Differential gene expression analysis

Differential gene expression analysis was carried out using trinity in build tool, EdgeRbioC in R version (http://www.bioconductor.org/packages/release/bioc/html/edgeR.html). After running trinity assembly steps, abundance estimation was performed using RSEM. Finally EdgeR bioconductor was run for differential gene expression analysis. The data were visualized and figures were produced using the MapMan software. A downloadable Version 3.6.0RC1 is available at http://mapman.gabipd.org/web/guest.

GC content and SSRs identification

GC content analysis was done between two samples. GC content was analysed using Perl program from sample wise assembled contig files. MISA tool (http://pgrc.ipk-gatersleben.de/misa) was used for SSRs identification. Parameters like mono-nucleotide’s repeats more than ten times, di-nucleotide repeats more than six times, tri, tetra, penta, hexa-nucleotide repeats more than five times were considered as MISA search criteria.

Gene ontology and pathway analysis

To perform gene ontology and pathway analysis, we used transcripts which have FPKM more than 10. Genes were selected from differential file generated using EdgeRbioC described in section2.6.Gene ontology analysis was performed using agriGO search tool (http://bioinfo.cau.edu.cn/agriGO/analysis.php) with singular enrichment analysis statistical test. Sorghum (Sorghum bicolor L.) reference genome was taken for gene ontology studies. These GO terms were used in WEGO tool (http://wego.genomics.org.cn/cgi-bin/wego/index.pl) for plotting GO annotation for molecular function, biological process and cellular component analysis. Pathway analysis performed using KEGG database (http://www.genome.jp/kegg). KO ids for pathway analysis generated with the help of KAAS (www.genome.jp/tools/kaas/) by taking Oryza sativa as reference genome⁴⁰.

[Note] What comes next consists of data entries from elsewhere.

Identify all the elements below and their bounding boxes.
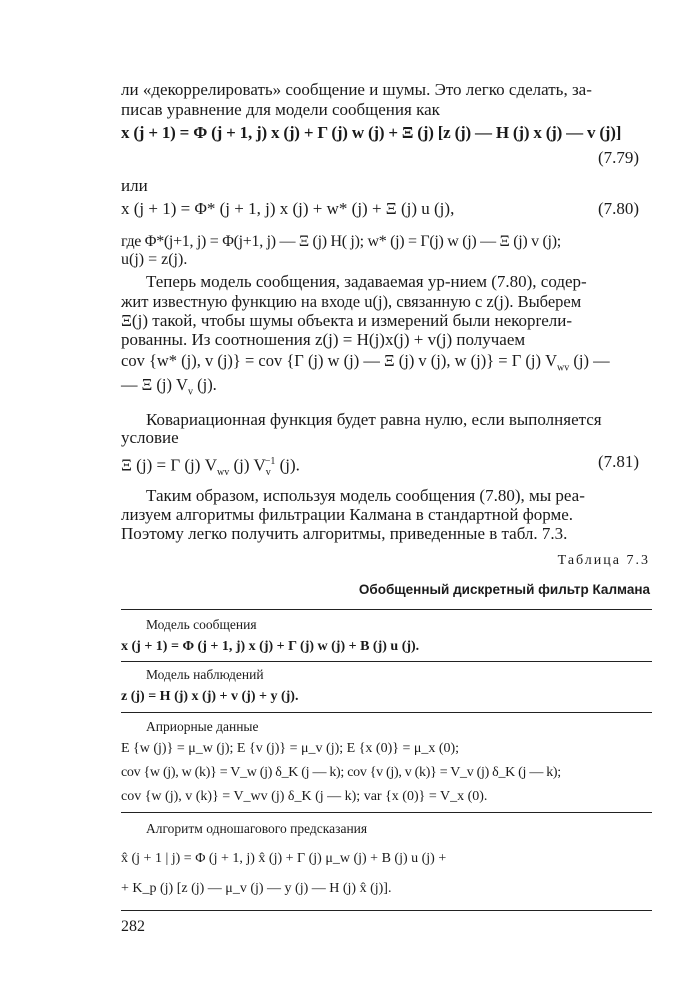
section-prior-data-line3: cov {w (j), v (k)} = V_wv (j) δ_K (j — k); var {x (0)} = V_x (0). — [121, 789, 488, 804]
para2-line4: рованны. Из соотношения z(j) = H(j)x(j) + v(j) получаем — [121, 330, 526, 349]
para2-line2: жит известную функцию на входе u(j), связанную с z(j). Выберем — [121, 292, 582, 311]
table-rule-1 — [121, 661, 652, 662]
para3-line2: условие — [121, 428, 179, 447]
table-rule-3 — [121, 812, 652, 813]
table-bottom-rule — [121, 910, 652, 911]
section-message-model-heading: Модель сообщения — [146, 617, 257, 632]
section-observation-model-heading: Модель наблюдений — [146, 667, 264, 682]
equation-number-7-79: (7.79) — [598, 148, 640, 167]
where-line1: где Φ*(j+1, j) = Φ(j+1, j) — Ξ (j) H( j); w* (j) = Γ(j) w (j) — Ξ (j) v (j); — [121, 233, 561, 250]
section-observation-model-equation: z (j) = H (j) x (j) + v (j) + y (j). — [121, 689, 299, 704]
section-prediction-heading: Алгоритм одношагового предсказания — [146, 821, 368, 836]
para2-line1: Теперь модель сообщения, задаваемая ур-нием (7.80), содер- — [146, 272, 587, 291]
para4-line3: Поэтому легко получить алгоритмы, приведенные в табл. 7.3. — [121, 524, 568, 543]
section-prediction-line2: + K_p (j) [z (j) — μ_v (j) — y (j) — H (j) x̂ (j)]. — [121, 881, 392, 896]
table-title: Обобщенный дискретный фильтр Калмана — [358, 582, 650, 597]
section-message-model-equation: x (j + 1) = Φ (j + 1, j) x (j) + Γ (j) w (j) + B (j) u (j). — [121, 639, 420, 654]
equation-7-80: x (j + 1) = Φ* (j + 1, j) x (j) + w* (j) + Ξ (j) u (j), — [121, 199, 455, 218]
para4-line2: лизуем алгоритмы фильтрации Калмана в стандартной форме. — [121, 505, 574, 524]
para1-line1: ли «декоррелировать» сообщение и шумы. Это легко сделать, за- — [121, 80, 592, 99]
para2-line3: Ξ(j) такой, чтобы шумы объекта и измерений были некорreли- — [121, 311, 573, 330]
or-word: или — [121, 176, 148, 195]
section-prediction-line1: x̂ (j + 1 | j) = Φ (j + 1, j) x̂ (j) + Γ (j) μ_w (j) + B (j) u (j) + — [121, 851, 447, 866]
section-prior-data-line1: E {w (j)} = μ_w (j); E {v (j)} = μ_v (j); E {x (0)} = μ_x (0); — [121, 741, 460, 756]
equation-7-81: Ξ (j) = Γ (j) $V_{wv}$ (j) $V_v^{-1}$ (j). — [121, 455, 300, 479]
section-prior-data-heading: Априорные данные — [146, 719, 259, 734]
table-top-rule — [121, 609, 652, 610]
para1-line2: писав уравнение для модели сообщения как — [121, 100, 440, 119]
page-number: 282 — [121, 918, 145, 935]
cov-equation-line1: cov {w* (j), v (j)} = cov {Γ (j) w (j) — Ξ (j) v (j), w (j)} = Γ (j) $V_{wv}$ (j) — — [121, 351, 610, 374]
table-rule-2 — [121, 712, 652, 713]
section-prior-data-line2: cov {w (j), w (k)} = V_w (j) δ_K (j — k); cov {v (j), v (k)} = V_v (j) δ_K (j — k); — [121, 765, 561, 780]
para4-line1: Таким образом, используя модель сообщения (7.80), мы реа- — [146, 486, 585, 505]
table-caption: Таблица 7.3 — [557, 553, 650, 568]
equation-number-7-81: (7.81) — [598, 452, 640, 471]
equation-number-7-80: (7.80) — [598, 199, 640, 218]
where-line2: u(j) = z(j). — [121, 251, 188, 268]
para3-line1: Ковариационная функция будет равна нулю, если выполняется — [146, 410, 602, 429]
cov-equation-line2: — Ξ (j) $V_v$ (j). — [121, 375, 217, 398]
equation-7-79: x (j + 1) = Φ (j + 1, j) x (j) + Γ (j) w (j) + Ξ (j) [z (j) — H (j) x (j) — v (j)] — [121, 123, 622, 142]
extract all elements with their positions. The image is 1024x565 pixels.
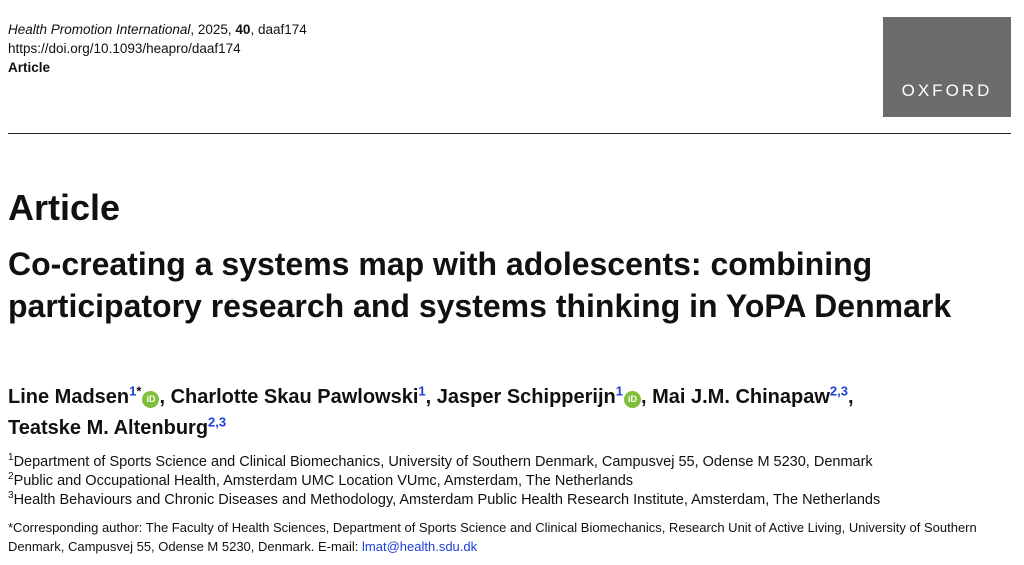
journal-article-id: , daaf174 bbox=[250, 22, 307, 37]
article-meta bbox=[8, 20, 307, 77]
author-affil-sup[interactable]: 2,3 bbox=[829, 383, 848, 399]
author-name: Line Madsen bbox=[8, 386, 130, 408]
article-title: Co-creating a systems map with adolescents: combining participatory research and systems thinking in YoPA Denmark bbox=[8, 246, 952, 324]
affiliation-list bbox=[8, 453, 880, 510]
author-name: Teatske M. Altenburg bbox=[8, 417, 209, 439]
author-list bbox=[8, 382, 1008, 444]
author-separator: , bbox=[640, 386, 653, 408]
journal-year: , 2025, bbox=[190, 22, 236, 37]
author-separator: , bbox=[425, 386, 437, 408]
email-link[interactable]: lmat@health.sdu.dk bbox=[362, 539, 478, 554]
author-affil-sup[interactable]: 2,3 bbox=[208, 414, 227, 430]
corresponding-author-note bbox=[8, 518, 1018, 556]
corresponding-marker: * bbox=[136, 383, 142, 399]
author-name: Charlotte Skau Pawlowski bbox=[170, 386, 419, 408]
journal-volume: 40 bbox=[235, 22, 251, 37]
header-divider bbox=[8, 133, 1011, 134]
affiliation-text: Public and Occupational Health, Amsterdam UMC Location VUmc, Amsterdam, The Netherlands bbox=[13, 473, 634, 489]
orcid-icon[interactable]: iD bbox=[624, 391, 641, 408]
author-name: Jasper Schipperijn bbox=[436, 386, 616, 408]
oxford-logo bbox=[883, 17, 1011, 117]
affiliation-item bbox=[8, 491, 880, 510]
corresponding-text: *Corresponding author: The Faculty of Health Sciences, Department of Sports Science and Clinical Biomechanics, Research Unit of Active Living, University of Southern Denmark, Campusvej 55, Odense M 5230, Denmark. E-mail: bbox=[8, 520, 977, 554]
journal-name: Health Promotion International bbox=[8, 22, 191, 37]
orcid-icon[interactable]: iD bbox=[142, 391, 159, 408]
affiliation-text: Department of Sports Science and Clinical Biomechanics, University of Southern Denmark, Campusvej 55, Odense M 5230, Denmark bbox=[13, 454, 873, 470]
article-type-label: Article bbox=[8, 60, 51, 75]
author-separator: , bbox=[159, 386, 171, 408]
affiliation-item bbox=[8, 472, 880, 491]
author-affil-sup[interactable]: 1 bbox=[418, 383, 426, 399]
author-name: Mai J.M. Chinapaw bbox=[652, 386, 830, 408]
section-heading: Article bbox=[8, 187, 121, 228]
author-separator: , bbox=[848, 386, 854, 408]
affiliation-number: 3 bbox=[8, 490, 14, 502]
affiliation-number: 2 bbox=[8, 471, 14, 483]
affiliation-number: 1 bbox=[8, 452, 14, 464]
journal-citation bbox=[8, 20, 307, 39]
affiliation-item bbox=[8, 453, 880, 472]
affiliation-text: Health Behaviours and Chronic Diseases and Methodology, Amsterdam Public Health Research Institute, Amsterdam, The Netherlands bbox=[13, 492, 881, 508]
doi-link[interactable]: https://doi.org/10.1093/heapro/daaf174 bbox=[8, 41, 241, 56]
logo-text: OXFORD bbox=[901, 81, 993, 100]
author-affil-sup[interactable]: 1 bbox=[615, 383, 623, 399]
author-affil-sup[interactable]: 1 bbox=[129, 383, 137, 399]
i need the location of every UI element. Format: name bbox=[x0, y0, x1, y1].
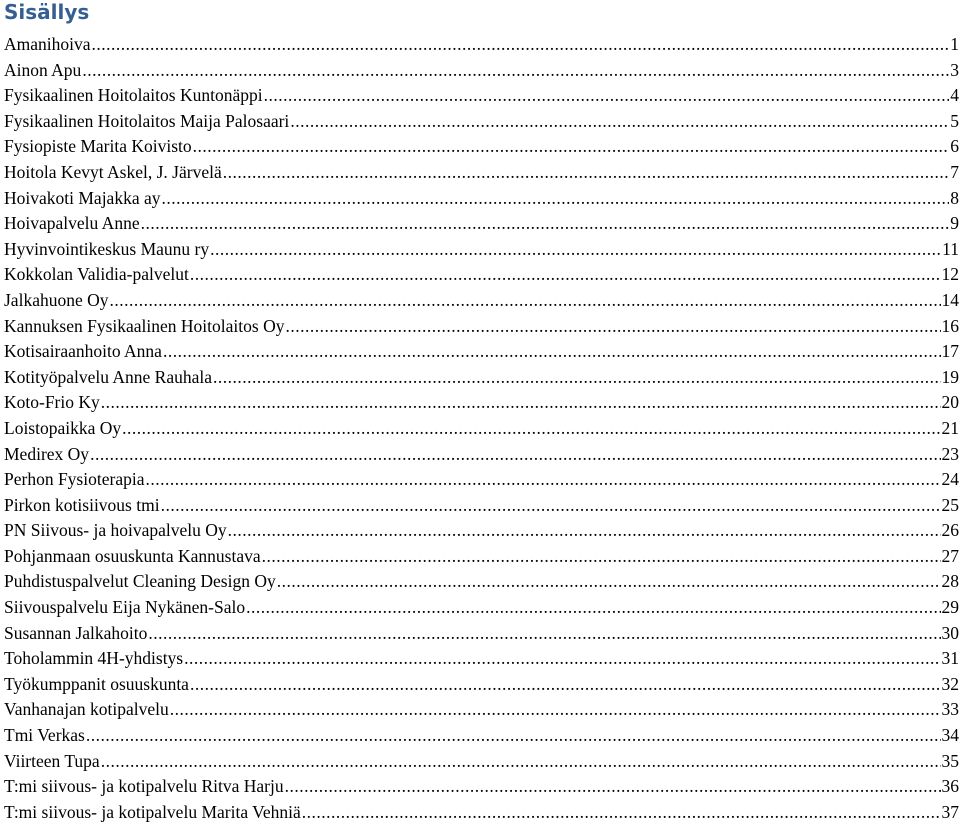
toc-entry-page-number: 9 bbox=[950, 213, 959, 234]
toc-dot-leader bbox=[223, 160, 950, 186]
toc-dot-leader bbox=[148, 621, 940, 647]
toc-dot-leader bbox=[246, 595, 940, 621]
toc-entry-page-number: 29 bbox=[941, 597, 959, 618]
toc-entry-page-number: 8 bbox=[950, 187, 959, 208]
toc-entry-page-number: 14 bbox=[941, 289, 959, 310]
toc-entry[interactable] bbox=[4, 314, 959, 340]
toc-entry-label[interactable]: T:mi siivous- ja kotipalvelu Ritva Harju bbox=[4, 776, 284, 797]
toc-entry-page-number: 5 bbox=[950, 110, 959, 131]
toc-entry-label[interactable]: Kotityöpalvelu Anne Rauhala bbox=[4, 366, 213, 387]
toc-dot-leader bbox=[190, 262, 941, 288]
toc-entry[interactable] bbox=[4, 262, 959, 288]
toc-entry[interactable] bbox=[4, 288, 959, 314]
toc-dot-leader bbox=[193, 134, 950, 160]
toc-entry[interactable] bbox=[4, 339, 959, 365]
toc-entry[interactable] bbox=[4, 646, 959, 672]
toc-entry[interactable] bbox=[4, 109, 959, 135]
toc-entry[interactable] bbox=[4, 697, 959, 723]
toc-entry-label[interactable]: Perhon Fysioterapia bbox=[4, 469, 145, 490]
toc-entry-page-number: 3 bbox=[950, 59, 959, 80]
toc-dot-leader bbox=[285, 314, 940, 340]
toc-entry[interactable] bbox=[4, 390, 959, 416]
toc-entry[interactable] bbox=[4, 749, 959, 775]
toc-dot-leader bbox=[92, 32, 950, 58]
toc-entry-label[interactable]: Jalkahuone Oy bbox=[4, 289, 109, 310]
toc-entry[interactable] bbox=[4, 800, 959, 825]
toc-entry-page-number: 37 bbox=[941, 801, 959, 822]
toc-dot-leader bbox=[101, 749, 941, 775]
toc-entry[interactable] bbox=[4, 621, 959, 647]
toc-list bbox=[4, 32, 959, 825]
toc-entry-label[interactable]: Kannuksen Fysikaalinen Hoitolaitos Oy bbox=[4, 315, 285, 336]
toc-entry-page-number: 36 bbox=[941, 776, 959, 797]
toc-entry[interactable] bbox=[4, 774, 959, 800]
toc-dot-leader bbox=[161, 493, 941, 519]
toc-dot-leader bbox=[161, 186, 949, 212]
toc-dot-leader bbox=[184, 646, 940, 672]
toc-entry-page-number: 33 bbox=[941, 699, 959, 720]
toc-dot-leader bbox=[82, 58, 949, 84]
toc-dot-leader bbox=[122, 416, 940, 442]
toc-entry-page-number: 23 bbox=[941, 443, 959, 464]
toc-entry[interactable] bbox=[4, 672, 959, 698]
toc-entry-page-number: 20 bbox=[941, 392, 959, 413]
toc-entry-label[interactable]: Fysikaalinen Hoitolaitos Kuntonäppi bbox=[4, 85, 263, 106]
toc-entry-page-number: 24 bbox=[941, 469, 959, 490]
toc-entry-page-number: 17 bbox=[941, 341, 959, 362]
toc-entry-label[interactable]: Fysikaalinen Hoitolaitos Maija Palosaari bbox=[4, 110, 290, 131]
toc-entry[interactable] bbox=[4, 544, 959, 570]
toc-entry[interactable] bbox=[4, 365, 959, 391]
toc-entry-label[interactable]: Amanihoiva bbox=[4, 34, 91, 54]
toc-entry[interactable] bbox=[4, 186, 959, 212]
toc-dot-leader bbox=[302, 800, 941, 825]
toc-entry-label[interactable]: Puhdistuspalvelut Cleaning Design Oy bbox=[4, 571, 276, 592]
toc-entry-label[interactable]: Kotisairaanhoito Anna bbox=[4, 341, 162, 362]
toc-dot-leader bbox=[210, 237, 941, 263]
toc-entry-label[interactable]: Koto-Frio Ky bbox=[4, 392, 100, 413]
toc-entry[interactable] bbox=[4, 160, 959, 186]
toc-entry-page-number: 19 bbox=[941, 366, 959, 387]
toc-entry-label[interactable]: Vanhanajan kotipalvelu bbox=[4, 699, 169, 720]
toc-dot-leader bbox=[228, 518, 941, 544]
toc-dot-leader bbox=[290, 109, 949, 135]
toc-entry-page-number: 28 bbox=[941, 571, 959, 592]
toc-dot-leader bbox=[101, 390, 941, 416]
toc-entry-label[interactable]: Tmi Verkas bbox=[4, 725, 85, 746]
toc-entry-page-number: 32 bbox=[941, 673, 959, 694]
toc-entry-page-number: 21 bbox=[941, 417, 959, 438]
toc-entry[interactable] bbox=[4, 442, 959, 468]
toc-entry[interactable] bbox=[4, 723, 959, 749]
toc-entry[interactable] bbox=[4, 211, 959, 237]
toc-entry-label[interactable]: Ainon Apu bbox=[4, 59, 82, 80]
toc-entry-label[interactable]: Pohjanmaan osuuskunta Kannustava bbox=[4, 545, 261, 566]
toc-entry-label[interactable]: Hyvinvointikeskus Maunu ry bbox=[4, 238, 210, 259]
toc-entry[interactable] bbox=[4, 569, 959, 595]
toc-entry-page-number: 27 bbox=[941, 545, 959, 566]
toc-entry-page-number: 31 bbox=[941, 648, 959, 669]
toc-entry-label[interactable]: Hoivakoti Majakka ay bbox=[4, 187, 161, 208]
toc-entry-page-number: 34 bbox=[941, 725, 959, 746]
toc-entry[interactable] bbox=[4, 467, 959, 493]
toc-entry-page-number: 1 bbox=[950, 34, 959, 54]
toc-entry-page-number: 12 bbox=[941, 264, 959, 285]
toc-entry-label[interactable]: Susannan Jalkahoito bbox=[4, 622, 148, 643]
toc-entry[interactable] bbox=[4, 237, 959, 263]
toc-entry[interactable] bbox=[4, 595, 959, 621]
toc-entry-page-number: 30 bbox=[941, 622, 959, 643]
toc-entry-page-number: 7 bbox=[950, 161, 959, 182]
toc-entry-label[interactable]: PN Siivous- ja hoivapalvelu Oy bbox=[4, 520, 227, 541]
toc-entry-label[interactable]: Fysiopiste Marita Koivisto bbox=[4, 136, 192, 157]
toc-dot-leader bbox=[264, 83, 950, 109]
toc-entry-label[interactable]: T:mi siivous- ja kotipalvelu Marita Vehniä bbox=[4, 801, 301, 822]
toc-entry-label[interactable]: Viirteen Tupa bbox=[4, 750, 100, 771]
toc-entry-label[interactable]: Kokkolan Validia-palvelut bbox=[4, 264, 189, 285]
toc-entry-page-number: 4 bbox=[950, 85, 959, 106]
toc-dot-leader bbox=[213, 365, 940, 391]
toc-entry-label[interactable]: Loistopaikka Oy bbox=[4, 417, 122, 438]
toc-title: Sisällys bbox=[4, 0, 90, 24]
toc-dot-leader bbox=[90, 442, 940, 468]
toc-dot-leader bbox=[190, 672, 941, 698]
toc-entry[interactable] bbox=[4, 83, 959, 109]
toc-dot-leader bbox=[285, 774, 941, 800]
toc-entry-label[interactable]: Hoivapalvelu Anne bbox=[4, 213, 140, 234]
toc-entry[interactable] bbox=[4, 58, 959, 84]
toc-entry-page-number: 25 bbox=[941, 494, 959, 515]
toc-entry[interactable] bbox=[4, 493, 959, 519]
toc-entry[interactable] bbox=[4, 134, 959, 160]
toc-entry-page-number: 11 bbox=[942, 238, 959, 259]
toc-entry-page-number: 16 bbox=[941, 315, 959, 336]
toc-entry-label[interactable]: Hoitola Kevyt Askel, J. Järvelä bbox=[4, 161, 222, 182]
toc-dot-leader bbox=[170, 697, 941, 723]
toc-dot-leader bbox=[277, 569, 941, 595]
toc-entry-label[interactable]: Työkumppanit osuuskunta bbox=[4, 673, 189, 694]
toc-dot-leader bbox=[145, 467, 940, 493]
toc-entry[interactable] bbox=[4, 32, 959, 58]
toc-entry-label[interactable]: Siivouspalvelu Eija Nykänen-Salo bbox=[4, 597, 246, 618]
toc-entry[interactable] bbox=[4, 518, 959, 544]
toc-entry-page-number: 26 bbox=[941, 520, 959, 541]
toc-entry-label[interactable]: Pirkon kotisiivous tmi bbox=[4, 494, 160, 515]
toc-entry-page-number: 35 bbox=[941, 750, 959, 771]
toc-dot-leader bbox=[110, 288, 941, 314]
toc-entry-label[interactable]: Toholammin 4H-yhdistys bbox=[4, 648, 184, 669]
toc-dot-leader bbox=[262, 544, 941, 570]
toc-entry[interactable] bbox=[4, 416, 959, 442]
toc-dot-leader bbox=[86, 723, 941, 749]
toc-dot-leader bbox=[163, 339, 941, 365]
toc-entry-page-number: 6 bbox=[950, 136, 959, 157]
toc-dot-leader bbox=[141, 211, 950, 237]
toc-entry-label[interactable]: Medirex Oy bbox=[4, 443, 90, 464]
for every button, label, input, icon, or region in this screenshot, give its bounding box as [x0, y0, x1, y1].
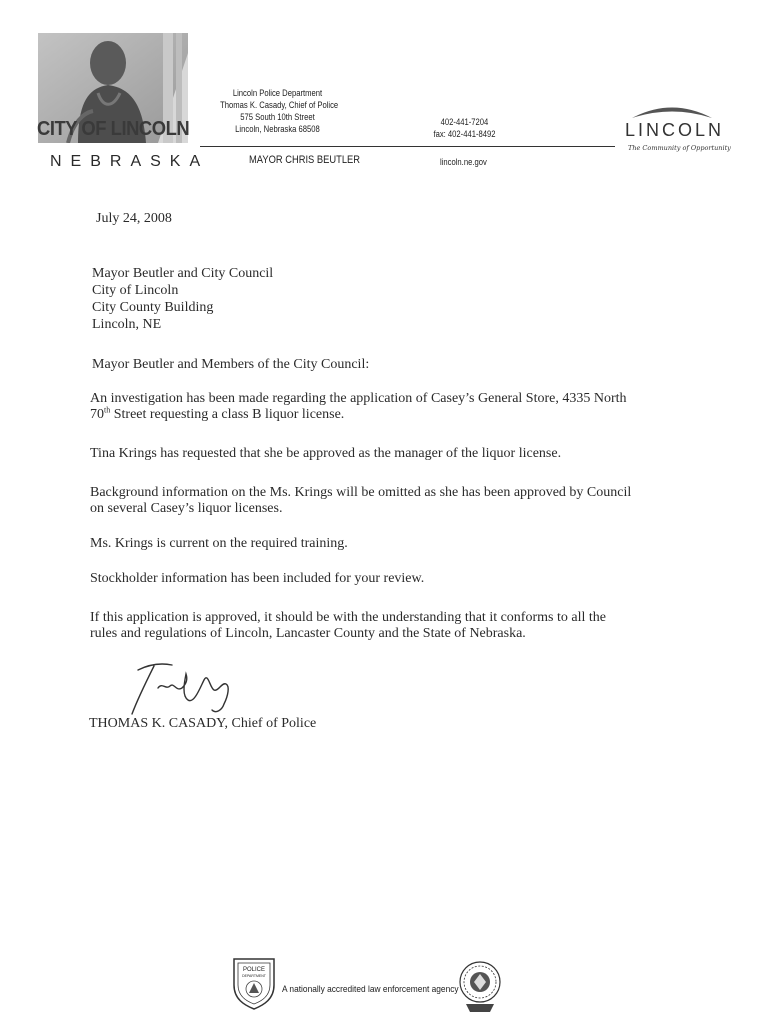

Expression analysis using qRT PCR

Real time PCR was performed in 20 μl for a set of selected genes using Fast SYBR Green PCR Master Mix (ABI, USA). The list of selected genes and oligonucleotide primers (Eurofins, India) used for each gene are listed in Table S2. Oligonucleotide primers for vetiver actin gene (Table S2) were used as the internal control for establishing equal amounts of cDNA in all reactions. The reactions were performed using the following cycle conditions, an initial 94 °C for 2 min, followed by 30 cycles of 94 °C for 30 s, 60 °C for 30 s and 72 °C for 30 s and the final 5 min extension at 72 °C. After obtaining the ct value for each reaction, the relative expression was calculated by 2^-delta Ct method.

Data access

The illumina sequencing reads of both samples have been submitted to NCBI BIO PROJECT (PRJNA292937) accession number SRP062463. The BIOSAMPLE accession number for Vetiver Sample A (North Indian ecotype) is SRR2167610 and for Sample B (South Indian ecotype) is SRR2167619.